見出し画像

かまくら職人

今月はものすごくたくさんの人に会った。
うちにお泊まりしにきてもらったり、旅行の合間に友達とカレーを食べたりお酒を飲んだり、実家に帰り友達や祖母に会ったりした。
あまりにもたくさんの人に会ったので「なんか死ぬ前の整理みたい」と過ったけれど、実際人間いつ死ぬかわからないし会えるうちに会いたい人たちに会うことを縁起でもないことのように思うのはやめにした。
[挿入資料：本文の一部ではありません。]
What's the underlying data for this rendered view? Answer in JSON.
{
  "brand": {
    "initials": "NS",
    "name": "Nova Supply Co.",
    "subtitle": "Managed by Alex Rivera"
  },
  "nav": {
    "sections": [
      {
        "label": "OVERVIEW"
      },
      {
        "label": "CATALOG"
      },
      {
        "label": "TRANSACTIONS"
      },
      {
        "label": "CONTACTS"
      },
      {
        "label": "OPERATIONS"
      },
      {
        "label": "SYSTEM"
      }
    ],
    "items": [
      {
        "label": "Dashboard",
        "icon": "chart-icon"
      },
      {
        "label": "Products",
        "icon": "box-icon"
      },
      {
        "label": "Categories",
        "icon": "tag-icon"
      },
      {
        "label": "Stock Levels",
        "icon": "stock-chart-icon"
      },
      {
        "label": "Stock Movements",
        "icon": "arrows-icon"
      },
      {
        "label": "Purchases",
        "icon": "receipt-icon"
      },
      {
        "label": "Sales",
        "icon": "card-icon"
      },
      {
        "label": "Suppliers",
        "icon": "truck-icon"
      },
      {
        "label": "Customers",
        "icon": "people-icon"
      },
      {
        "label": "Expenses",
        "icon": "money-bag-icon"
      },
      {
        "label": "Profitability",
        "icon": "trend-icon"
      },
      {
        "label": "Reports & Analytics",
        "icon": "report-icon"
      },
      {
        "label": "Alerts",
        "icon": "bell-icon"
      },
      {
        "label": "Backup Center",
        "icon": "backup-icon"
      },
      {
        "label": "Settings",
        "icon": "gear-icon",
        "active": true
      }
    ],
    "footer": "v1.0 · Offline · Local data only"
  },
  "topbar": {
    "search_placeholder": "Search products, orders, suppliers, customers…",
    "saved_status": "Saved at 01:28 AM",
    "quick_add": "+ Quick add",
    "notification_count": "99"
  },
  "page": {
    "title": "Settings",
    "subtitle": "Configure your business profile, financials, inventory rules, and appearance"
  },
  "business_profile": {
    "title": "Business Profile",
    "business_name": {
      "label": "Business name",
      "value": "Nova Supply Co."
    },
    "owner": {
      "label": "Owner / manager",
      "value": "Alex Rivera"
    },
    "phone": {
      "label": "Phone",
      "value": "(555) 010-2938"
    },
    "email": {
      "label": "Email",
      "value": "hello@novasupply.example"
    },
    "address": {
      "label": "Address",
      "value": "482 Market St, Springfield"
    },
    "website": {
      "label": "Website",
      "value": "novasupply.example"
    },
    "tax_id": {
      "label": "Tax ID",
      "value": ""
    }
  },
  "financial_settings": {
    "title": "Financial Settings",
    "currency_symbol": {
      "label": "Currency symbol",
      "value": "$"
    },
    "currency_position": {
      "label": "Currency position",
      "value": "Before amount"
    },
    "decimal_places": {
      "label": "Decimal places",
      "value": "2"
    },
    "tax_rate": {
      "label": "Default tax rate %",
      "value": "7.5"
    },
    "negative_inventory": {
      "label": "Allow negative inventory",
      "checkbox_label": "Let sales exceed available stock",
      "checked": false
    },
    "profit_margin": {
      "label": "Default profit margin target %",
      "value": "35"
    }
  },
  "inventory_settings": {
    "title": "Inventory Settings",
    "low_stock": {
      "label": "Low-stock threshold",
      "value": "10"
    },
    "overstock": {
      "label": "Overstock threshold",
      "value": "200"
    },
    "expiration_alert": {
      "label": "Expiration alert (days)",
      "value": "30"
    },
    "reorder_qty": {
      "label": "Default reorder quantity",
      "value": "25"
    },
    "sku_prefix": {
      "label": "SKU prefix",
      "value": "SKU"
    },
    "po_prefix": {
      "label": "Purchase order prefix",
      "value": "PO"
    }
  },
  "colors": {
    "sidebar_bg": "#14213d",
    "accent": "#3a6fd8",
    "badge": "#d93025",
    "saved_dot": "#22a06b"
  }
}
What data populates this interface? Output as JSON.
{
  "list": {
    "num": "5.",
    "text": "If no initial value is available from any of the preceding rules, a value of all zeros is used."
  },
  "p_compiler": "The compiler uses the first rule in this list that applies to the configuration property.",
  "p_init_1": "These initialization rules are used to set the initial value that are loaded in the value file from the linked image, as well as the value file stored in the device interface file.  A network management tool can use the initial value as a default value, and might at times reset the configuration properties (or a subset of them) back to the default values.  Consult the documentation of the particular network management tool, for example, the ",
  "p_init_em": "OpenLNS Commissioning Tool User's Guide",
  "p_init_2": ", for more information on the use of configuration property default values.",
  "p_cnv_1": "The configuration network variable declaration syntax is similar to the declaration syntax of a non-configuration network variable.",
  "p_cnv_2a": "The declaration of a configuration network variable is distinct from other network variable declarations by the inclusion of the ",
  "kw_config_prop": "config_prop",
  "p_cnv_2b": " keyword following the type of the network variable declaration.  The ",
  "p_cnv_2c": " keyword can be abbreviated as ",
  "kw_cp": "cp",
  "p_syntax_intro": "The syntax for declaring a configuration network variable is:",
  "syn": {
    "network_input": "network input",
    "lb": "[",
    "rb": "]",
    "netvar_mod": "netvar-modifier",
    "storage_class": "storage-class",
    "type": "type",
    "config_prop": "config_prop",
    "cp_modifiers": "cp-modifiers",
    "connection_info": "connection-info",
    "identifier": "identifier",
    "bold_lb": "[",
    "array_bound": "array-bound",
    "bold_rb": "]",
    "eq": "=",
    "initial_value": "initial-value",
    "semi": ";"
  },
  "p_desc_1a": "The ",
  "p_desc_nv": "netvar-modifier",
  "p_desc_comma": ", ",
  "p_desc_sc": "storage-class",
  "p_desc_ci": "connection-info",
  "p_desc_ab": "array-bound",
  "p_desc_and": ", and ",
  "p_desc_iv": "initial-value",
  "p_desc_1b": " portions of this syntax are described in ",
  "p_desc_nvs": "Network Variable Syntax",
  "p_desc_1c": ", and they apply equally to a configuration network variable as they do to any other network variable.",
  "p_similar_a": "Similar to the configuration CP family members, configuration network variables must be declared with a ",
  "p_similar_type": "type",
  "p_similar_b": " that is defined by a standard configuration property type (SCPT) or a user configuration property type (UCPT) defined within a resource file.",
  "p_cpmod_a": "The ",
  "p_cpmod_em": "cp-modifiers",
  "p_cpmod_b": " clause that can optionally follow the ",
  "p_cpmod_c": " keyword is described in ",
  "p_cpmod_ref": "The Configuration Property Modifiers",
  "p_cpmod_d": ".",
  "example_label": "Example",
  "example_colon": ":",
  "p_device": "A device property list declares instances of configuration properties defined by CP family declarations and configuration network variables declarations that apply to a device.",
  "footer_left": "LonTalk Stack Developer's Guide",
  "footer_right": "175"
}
それに死ぬ予定はないけれど、私はこれから家からほとんど出ない生活になり、春まで気軽に人と会う機会はなくなるので似たようなものかもしれない。

もうすぐ本格的な雪がやってくる。
私の暮らす土地の雪は、一度積もると春まで土を見ることができない。
車道の雪は歩道に積まれ、いつも使っている道も何箇所も塞がれる。気軽にコンビニも行けなくなるし、大好きな散歩も一気にハードルが上がってしまう。
私は雪道が苦手なので車の運転も極力しない。
横殴りの風と一緒に雪が降るので、そんなときは建物のなかから出ては行けない。そんな時に外へ出たら目を開けられない。
雪が止んだら大急ぎで買い物へいく。外に出る際は長ぐつとウィンドブレーカー、フライトキャップにゴーグルをかけて出かけることになる。
嘘みたいだけど本当に、雪の都合に私たちの生活を合わせるのだ。この土地はそれが当たり前だ。
不便が多いにも関わらず、私はその生活があまり嫌いではない。
外は豪雪の中夫と二人きりで家の中で過ごしていると、かまくらのお城にいる気分で少し楽しい。
大きなクリスマスツリーと本棚に詰まった本と漫画、スピーカーから流れる音楽、焼いたマフィンの香りがカーテンに染み付いていく瞬間、テーブルの下でブランケットに包まって二人で見るNetflix、お揃いのトレーナー…
越冬するために私たちは冬に向けてそれぞれ好きな物を家に集める。
5年にもなると集めるのが少し上達したように思う。
今年は好きな物集めに友人が付き合ってくれる場面がたくさんあって、そんな時間はなにより私の心を温めてくれる。
大好きな友達とお揃いのモコモコパジャマ、口の開くくるみ割り人形のオーナメント、底がざらざらしているカフェオレボウル、クマの貯金箱、コインチョコの入ったクリスマスのお菓子、シーグラスのピアス

最近野中柊さんの、銀の糸という本を読んだ。温い体温を感じるような文章でめちゃくちゃ好きだと思った。
その本の中に出てきた言葉でひどく共感したものがある。

「結婚生活って、竜宮城に居るみたいだと思わない?ふたりで、いろんなものを見て、いろんなものを食べて、ひとりじゃないから楽しくて、でも、ちょっと退屈で……」

この台詞を目にしたとき、私は冬の間の自分たちを思った。竜宮城というよりかはそこはかまくらで、シェルターで、私たちはそこで楽しんでいるのと同時に、そこから出たら何かとんでもないものが外にあるような気がして、かまくらのなかで静かに命を繋いでいる。
そうしてかまくらが溶けるとき、すっかり変わってしまった世界にいつも感動と驚きが新鮮に飛び込んでくる。
私たちの4ヶ月間はたしかに長いのに、終わってしまうとまるで時間を忘れて深い眠りのなかで夢を見ていたような気さえする。
もしかしたら浦島太郎もこんな気持ちになったのだろうか。


私たちのかまくらは去年より少し分厚くなって、億劫で愛しい冬を待ち構えている。


世界の終わり/Thee Michelle Gun Elephant
https://open.spotify.com/track/0c6f2H2CXN779Ooh3GrcmT?si=0zQ_dY4ZQO6zjACBqpGn6A

この記事が気に入ったらサポートをしてみませんか?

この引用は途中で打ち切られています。